На фронт он попал под конец войны, как говорится, к шапочному разбору. Ветераны полка звенели густыми наборами орденов и медалей. Молодых ветераны встретили хорошо, но держали на некоторой дистанции. Ну что ж – это было их законное, оплаченное кровью право. Разве могли молодые знать, как драться на ветхом "ишачке" против звена "сто девятых"? Разве им захлебнуться чувством бессильной злобы, когда на пару горбатых "харрикейнов" обрушивается свора "мес-сершмиттов" и ты крутишься, крутишься в сумасшедшем вираже отлично сознавая, что это единственный маневр, дающий тебе хоть какое-то преимущество перед противником? Разве эти мальчики, прилетевшие на фронт на новеньких, с иголочки, ДА-5, смогут когда-нибудь принять в свои сердца тех, кого они никогда не видели и теперь уже не увидят, тех, чьими жизнями оплачена победа?

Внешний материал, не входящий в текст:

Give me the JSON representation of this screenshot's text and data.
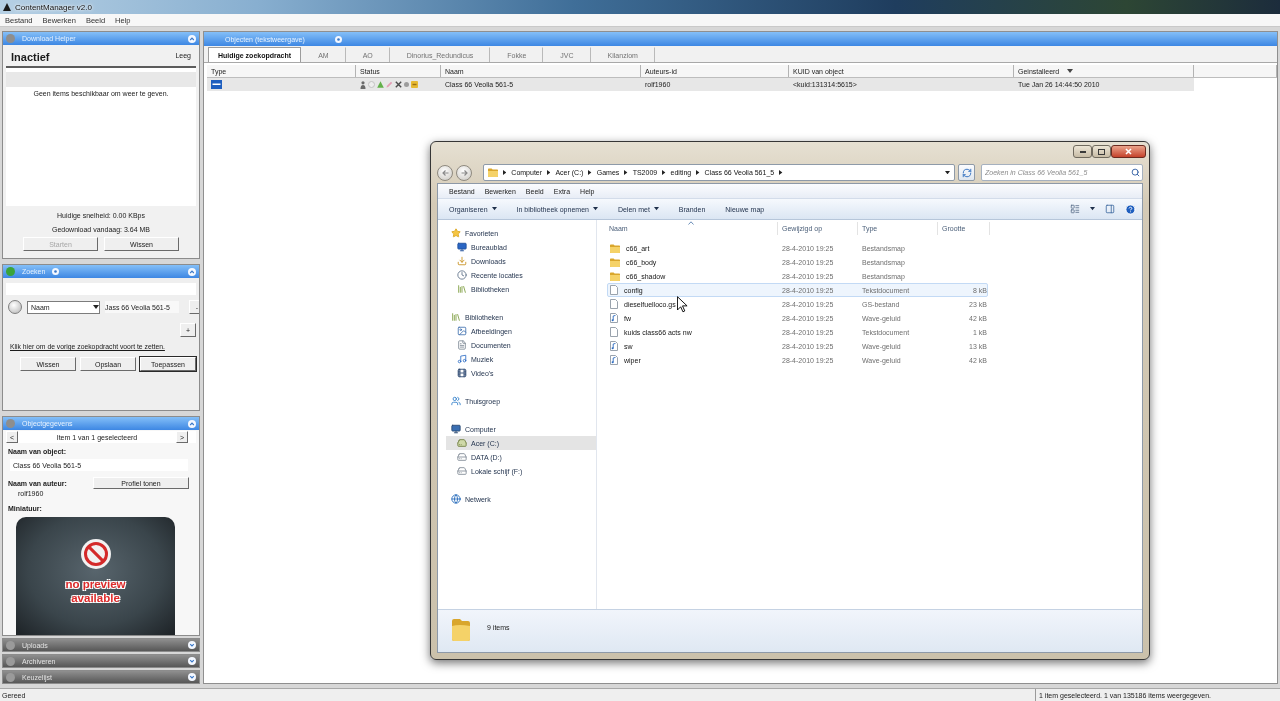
{
  "window": {
    "title": "ContentManager v2.0"
  },
  "menu": [
    "Bestand",
    "Bewerken",
    "Beeld",
    "Help"
  ],
  "left_panels": [
    {
      "kind": "download_helper",
      "title": "Download Helper",
      "expanded": true,
      "color": "#8e8e8e",
      "state": "Inactief",
      "queue": "Leeg",
      "empty_message": "Geen items beschikbaar om weer te geven.",
      "speed": "Huidige snelheid: 0.00 KBps",
      "downloaded_today": "Gedownload vandaag: 3.64 MB",
      "buttons": [
        {
          "label": "Starten",
          "disabled": true
        },
        {
          "label": "Wissen",
          "disabled": false
        }
      ]
    },
    {
      "kind": "search",
      "title": "Zoeken",
      "expanded": true,
      "color": "#3aa43a",
      "field": "Naam",
      "value": "Jass 66 Veolia 561-5",
      "remove_button": "-",
      "add_button": "+",
      "link": "Klik hier om de vorige zoekopdracht voort te zetten.",
      "buttons": [
        {
          "label": "Wissen",
          "default": false
        },
        {
          "label": "Opslaan",
          "default": false
        },
        {
          "label": "Toepassen",
          "default": true
        }
      ]
    },
    {
      "kind": "object_details",
      "title": "Objectgegevens",
      "expanded": true,
      "color": "#8e8e8e",
      "previous": "<",
      "next": ">",
      "selection": "Item 1 van 1 geselecteerd",
      "name_label": "Naam van object:",
      "name": "Class 66 Veolia 561-5",
      "author_label": "Naam van auteur:",
      "profile_button": "Profiel tonen",
      "author": "rolf1960",
      "thumbnail_label": "Miniatuur:",
      "thumbnail_text": "no preview available"
    },
    {
      "kind": "uploads",
      "title": "Uploads",
      "expanded": false,
      "color": "#9a9a9a"
    },
    {
      "kind": "archive",
      "title": "Archiveren",
      "expanded": false,
      "color": "#9a9a9a"
    },
    {
      "kind": "pick_list",
      "title": "Keuzelijst",
      "expanded": false,
      "color": "#9a9a9a"
    }
  ],
  "objects": {
    "title": "Objecten (tekstweergave)",
    "tabs": [
      {
        "label": "Huidige zoekopdracht",
        "selected": true
      },
      {
        "label": "AM",
        "selected": false
      },
      {
        "label": "AO",
        "selected": false
      },
      {
        "label": "Dinorius_Redundicus",
        "selected": false
      },
      {
        "label": "Fokke",
        "selected": false
      },
      {
        "label": "JVC",
        "selected": false
      },
      {
        "label": "Kilanziom",
        "selected": false
      }
    ],
    "columns": [
      {
        "label": "Type",
        "sorted": false
      },
      {
        "label": "Status",
        "sorted": false
      },
      {
        "label": "Naam",
        "sorted": false
      },
      {
        "label": "Auteurs-id",
        "sorted": false
      },
      {
        "label": "KUID van object",
        "sorted": false
      },
      {
        "label": "Geinstalleerd",
        "sorted": true
      }
    ],
    "rows": [
      {
        "name": "Class 66 Veolia 561-5",
        "author_id": "rolf1960",
        "kuid": "<kuid:131314:5615>",
        "installed": "Tue Jan 26 14:44:50 2010",
        "selected": true
      }
    ]
  },
  "explorer": {
    "breadcrumb": [
      "Computer",
      "Acer (C:)",
      "Games",
      "TS2009",
      "editing",
      "Class 66 Veolia 561_5"
    ],
    "search": {
      "placeholder": "Zoeken in Class 66 Veolia 561_5"
    },
    "menu": [
      "Bestand",
      "Bewerken",
      "Beeld",
      "Extra",
      "Help"
    ],
    "toolbar": [
      {
        "label": "Organiseren",
        "dropdown": true
      },
      {
        "label": "In bibliotheek opnemen",
        "dropdown": true
      },
      {
        "label": "Delen met",
        "dropdown": true
      },
      {
        "label": "Branden",
        "dropdown": false
      },
      {
        "label": "Nieuwe map",
        "dropdown": false
      }
    ],
    "navigation": [
      {
        "label": "Favorieten",
        "kind": "star",
        "selected": false,
        "children": [
          {
            "label": "Bureaublad",
            "kind": "desktop",
            "selected": false
          },
          {
            "label": "Downloads",
            "kind": "downloads",
            "selected": false
          },
          {
            "label": "Recente locaties",
            "kind": "recent",
            "selected": false
          },
          {
            "label": "Bibliotheken",
            "kind": "library",
            "selected": false
          }
        ]
      },
      {
        "label": "Bibliotheken",
        "kind": "library",
        "selected": false,
        "children": [
          {
            "label": "Afbeeldingen",
            "kind": "pictures",
            "selected": false
          },
          {
            "label": "Documenten",
            "kind": "documents",
            "selected": false
          },
          {
            "label": "Muziek",
            "kind": "music",
            "selected": false
          },
          {
            "label": "Video's",
            "kind": "videos",
            "selected": false
          }
        ]
      },
      {
        "label": "Thuisgroep",
        "kind": "homegroup",
        "selected": false
      },
      {
        "label": "Computer",
        "kind": "computer",
        "selected": false,
        "children": [
          {
            "label": "Acer (C:)",
            "kind": "system_drive",
            "selected": true
          },
          {
            "label": "DATA (D:)",
            "kind": "drive",
            "selected": false
          },
          {
            "label": "Lokale schijf (F:)",
            "kind": "drive",
            "selected": false
          }
        ]
      },
      {
        "label": "Netwerk",
        "kind": "network",
        "selected": false
      }
    ],
    "columns": [
      {
        "label": "Naam",
        "sorted": true
      },
      {
        "label": "Gewijzigd op",
        "sorted": false
      },
      {
        "label": "Type",
        "sorted": false
      },
      {
        "label": "Grootte",
        "sorted": false
      }
    ],
    "files": [
      {
        "name": "c66_art",
        "modified": "28-4-2010 19:25",
        "type": "Bestandsmap",
        "kind": "folder",
        "selected": false
      },
      {
        "name": "c66_body",
        "modified": "28-4-2010 19:25",
        "type": "Bestandsmap",
        "kind": "folder",
        "selected": false
      },
      {
        "name": "c66_shadow",
        "modified": "28-4-2010 19:25",
        "type": "Bestandsmap",
        "kind": "folder",
        "selected": false
      },
      {
        "name": "config",
        "modified": "28-4-2010 19:25",
        "type": "Tekstdocument",
        "size": "8 kB",
        "kind": "text",
        "selected": true
      },
      {
        "name": "dieselfuelloco.gs",
        "modified": "28-4-2010 19:25",
        "type": "GS-bestand",
        "size": "23 kB",
        "kind": "file",
        "selected": false
      },
      {
        "name": "fw",
        "modified": "28-4-2010 19:25",
        "type": "Wave-geluid",
        "size": "42 kB",
        "kind": "audio",
        "selected": false
      },
      {
        "name": "kuids class66 acts nw",
        "modified": "28-4-2010 19:25",
        "type": "Tekstdocument",
        "size": "1 kB",
        "kind": "text",
        "selected": false
      },
      {
        "name": "sw",
        "modified": "28-4-2010 19:25",
        "type": "Wave-geluid",
        "size": "13 kB",
        "kind": "audio",
        "selected": false
      },
      {
        "name": "wiper",
        "modified": "28-4-2010 19:25",
        "type": "Wave-geluid",
        "size": "42 kB",
        "kind": "audio",
        "selected": false
      }
    ],
    "item_count": "9 items"
  },
  "status_bar": {
    "left": "Gereed",
    "right": "1 item geselecteerd. 1 van 135186 items weergegeven."
  }
}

Хабаров попал в руки майора Гордеева.

Первый вылет – разведка.

Они шли парой на высоте полторы тысячи метров. Лес, скалы, озера – пестрый, казалось, совершенно мирный пейзаж расстилался под ногами. Неожиданно слева ударили зенитки. Что это были зенитки, Виктор сначала даже не сообразил. Просто увидел, как в голубом, чистом небе стали набухать и стремительно лопаться дымные шары. Пожалуй, это было даже красиво.

И тут же услышал:

– Вега-84, перестройся влево.

Он перестроился. Ведущий, снижаясь, протащил его сквозь дымные разрывы и приказал:

– Внимание, пикируем…

Суть первого боевого вылета Хабаров понял много позже. Суровый майор, один из лучших воздушных бойцов фронта, умышленно и рискованно крестил его огнем чужих батарей. У Гордеева был принцип: не дрогнет – берем, дрогнет – на мусор. Майора ругали: "Ну, а если ты за зря человека потеряешь, кому от этого польза?"

– Война, – возражал Гордеев. – Тут ничего угадать нельзя, – и хмурил черные цыганские брови.

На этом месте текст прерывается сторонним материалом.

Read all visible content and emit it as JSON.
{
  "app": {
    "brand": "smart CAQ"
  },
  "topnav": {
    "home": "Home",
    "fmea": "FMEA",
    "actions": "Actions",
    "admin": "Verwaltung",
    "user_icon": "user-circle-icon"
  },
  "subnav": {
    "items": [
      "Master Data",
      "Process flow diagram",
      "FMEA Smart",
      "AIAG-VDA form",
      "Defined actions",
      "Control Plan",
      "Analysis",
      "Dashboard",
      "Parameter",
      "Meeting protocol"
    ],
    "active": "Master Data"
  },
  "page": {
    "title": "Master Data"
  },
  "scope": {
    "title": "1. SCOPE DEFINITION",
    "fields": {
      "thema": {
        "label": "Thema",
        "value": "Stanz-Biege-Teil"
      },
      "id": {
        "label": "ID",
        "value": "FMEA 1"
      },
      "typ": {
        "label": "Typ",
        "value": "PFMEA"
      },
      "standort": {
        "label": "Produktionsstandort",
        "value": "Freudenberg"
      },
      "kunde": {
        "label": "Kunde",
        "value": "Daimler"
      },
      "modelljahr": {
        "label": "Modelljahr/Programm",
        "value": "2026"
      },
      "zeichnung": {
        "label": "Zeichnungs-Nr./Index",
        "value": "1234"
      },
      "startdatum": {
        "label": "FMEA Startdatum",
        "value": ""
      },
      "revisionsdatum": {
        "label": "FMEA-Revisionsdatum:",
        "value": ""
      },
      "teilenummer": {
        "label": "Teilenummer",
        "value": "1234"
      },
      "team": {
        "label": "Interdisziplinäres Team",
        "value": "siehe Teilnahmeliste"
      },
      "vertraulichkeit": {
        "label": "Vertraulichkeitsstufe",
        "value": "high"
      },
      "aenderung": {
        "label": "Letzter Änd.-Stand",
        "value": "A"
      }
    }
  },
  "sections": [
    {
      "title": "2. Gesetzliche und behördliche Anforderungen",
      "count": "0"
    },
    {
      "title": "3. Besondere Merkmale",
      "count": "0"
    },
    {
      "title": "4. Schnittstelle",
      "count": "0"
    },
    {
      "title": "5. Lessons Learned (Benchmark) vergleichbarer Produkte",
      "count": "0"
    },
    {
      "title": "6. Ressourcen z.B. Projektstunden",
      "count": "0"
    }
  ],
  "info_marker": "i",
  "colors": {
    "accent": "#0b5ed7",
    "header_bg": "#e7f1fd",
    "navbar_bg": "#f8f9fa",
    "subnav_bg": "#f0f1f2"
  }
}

Над зенитками Хабаров не дрогнул. Не дрогнул потому, что не понял, какому риску подвергался. Дымные разрывы зенитных снарядов не показались ему опасными. А потом, когда понял, что к чему, долго не мог уснуть, ворочался, метался в спальном мешке и забылся только под утро. И ему снился человек-червяк, проткнутый лыжной бамбуковой палкой…

Никогда и никому не рассказывал Виктор Михайлович об этой истории, к счастью, открывшейся перед ним во всех подробностях не в день первого боевого вылета, а много позже, когда он уже приобрел некоторый боевой опыт и прочную уверенность, что он лично непременно доживет до победы…

Хуже было после войны. Уже в испытательской жизни. В пору, когда имя майора Хабарова начали произносить с особым уважительным акцентом.

На одном из авиационных заводов, выпускавшем серийную продукцию, обнаружились неполадки в работе ЛИС – летноиспытательной станции, и Хабаров был командирован туда, чтобы разобраться, принять меры, наладить… Разбирался он пять дней, налаживал три. За неделю Виктор Михайлович расположил к себе всех – и летчиков, и начальство. И вот, когда он уже собирался домой, начальник ЛИСа, седоголовый великан Мартирос Барсегян, сказал:

– Слушай, Виктор Михайлович, премию выписать я тебе не могу – фондов на это честное дело нет, инструкция не позволяет, но если ты пять машин облетаешь и сдашь заказчику, это будет законная компенсация за хлопоты и переживания. Как ты на такое предложение смотришь?

Хабаров отлично понимал: стремление "премировать" его у Барсегяна самое искреннее; работы у заводских испытателей, как говорится, сверх головы; пять машин, которые он возьмет на себя, никого не обездолят, и согласился.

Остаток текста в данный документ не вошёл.